第20章 料理を二度と作らないと決めた日(千切・氷織・冴)【前編】
氷織羊
「🌸はだんだん料理上手になってるなぁ。うまいで」
私の料理は壊滅的で決して美味しいと言えるものじゃないのに、羊は「うまいで!」と言って毎日残さず食べてくれた。それが嬉しくて絶対綺麗で美味しい料理を作るんだと意気込んで毎日練習していた。でも羊にとってはそれは苦痛だったのかもしれない。なんで私はそれを早く気付かなかったんだろう。疲れきって帰ってきた羊の言葉でやっとそれが分かった自分を殴りたい。
「…🌸、料理、下手なんやさかい作りなや」
帰ってきた羊は少し汚れた台所と焦げた料理を見て迷惑そうに顔を歪ませてそう言ってきた。この言葉でやっと羊は私のご飯を食べながら我慢していたんだなと気が付いた。

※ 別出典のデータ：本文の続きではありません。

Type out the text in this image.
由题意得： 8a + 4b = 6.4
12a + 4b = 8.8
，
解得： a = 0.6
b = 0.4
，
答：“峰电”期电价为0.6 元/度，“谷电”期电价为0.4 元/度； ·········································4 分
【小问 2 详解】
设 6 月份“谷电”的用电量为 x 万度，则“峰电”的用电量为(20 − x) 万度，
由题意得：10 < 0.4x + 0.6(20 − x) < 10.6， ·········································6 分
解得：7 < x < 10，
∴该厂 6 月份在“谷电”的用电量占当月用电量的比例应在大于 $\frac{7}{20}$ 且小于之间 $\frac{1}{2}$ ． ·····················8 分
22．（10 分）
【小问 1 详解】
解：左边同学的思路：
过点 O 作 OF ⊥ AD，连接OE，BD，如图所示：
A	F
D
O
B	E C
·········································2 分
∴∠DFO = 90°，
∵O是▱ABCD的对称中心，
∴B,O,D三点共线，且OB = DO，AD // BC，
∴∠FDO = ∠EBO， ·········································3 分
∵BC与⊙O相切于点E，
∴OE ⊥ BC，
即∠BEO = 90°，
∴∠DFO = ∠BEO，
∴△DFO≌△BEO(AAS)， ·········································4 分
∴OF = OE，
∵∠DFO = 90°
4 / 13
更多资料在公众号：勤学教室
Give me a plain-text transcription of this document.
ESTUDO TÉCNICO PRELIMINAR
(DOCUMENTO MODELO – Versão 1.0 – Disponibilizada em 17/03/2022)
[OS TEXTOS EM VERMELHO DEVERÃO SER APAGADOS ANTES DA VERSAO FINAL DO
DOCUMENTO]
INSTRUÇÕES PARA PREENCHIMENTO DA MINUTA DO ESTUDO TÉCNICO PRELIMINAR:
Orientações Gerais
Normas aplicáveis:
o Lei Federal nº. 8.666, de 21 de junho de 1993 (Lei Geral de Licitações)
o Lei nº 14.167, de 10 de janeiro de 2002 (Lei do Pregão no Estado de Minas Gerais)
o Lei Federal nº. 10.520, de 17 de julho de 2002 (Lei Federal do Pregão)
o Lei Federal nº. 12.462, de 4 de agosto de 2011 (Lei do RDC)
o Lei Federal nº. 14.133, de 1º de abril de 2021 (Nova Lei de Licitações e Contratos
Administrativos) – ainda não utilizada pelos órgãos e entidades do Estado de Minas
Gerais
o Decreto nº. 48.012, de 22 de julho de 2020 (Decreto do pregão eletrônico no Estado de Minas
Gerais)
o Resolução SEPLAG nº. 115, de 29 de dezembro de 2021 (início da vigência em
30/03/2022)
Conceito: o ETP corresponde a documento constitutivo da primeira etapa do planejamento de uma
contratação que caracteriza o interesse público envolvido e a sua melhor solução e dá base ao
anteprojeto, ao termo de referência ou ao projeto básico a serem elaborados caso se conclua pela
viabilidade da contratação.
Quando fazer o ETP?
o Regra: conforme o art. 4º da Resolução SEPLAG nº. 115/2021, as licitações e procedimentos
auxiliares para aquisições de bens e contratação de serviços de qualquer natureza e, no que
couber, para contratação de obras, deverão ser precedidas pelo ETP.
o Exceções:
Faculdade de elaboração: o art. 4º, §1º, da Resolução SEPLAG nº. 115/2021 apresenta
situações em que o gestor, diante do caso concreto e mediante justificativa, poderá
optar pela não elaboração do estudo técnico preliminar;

『そうだね、ごめんね!何時も下手で不味いご飯食べさせちゃって。疲れて帰ってきてるのに本当は美味しいご飯食べたいよね』
そう言いながら私は勢いよく料理を全部ゴミ箱に捨てた。すると羊は目を見開かせて私の手を掴んできて
「何してはるんや!?」
と大きな声を出したので私も少し驚いてしまうけど、直ぐに微笑んだ。
『もう作らないから安心して!』
ちゃんと私はその時上手く笑えていたのかな。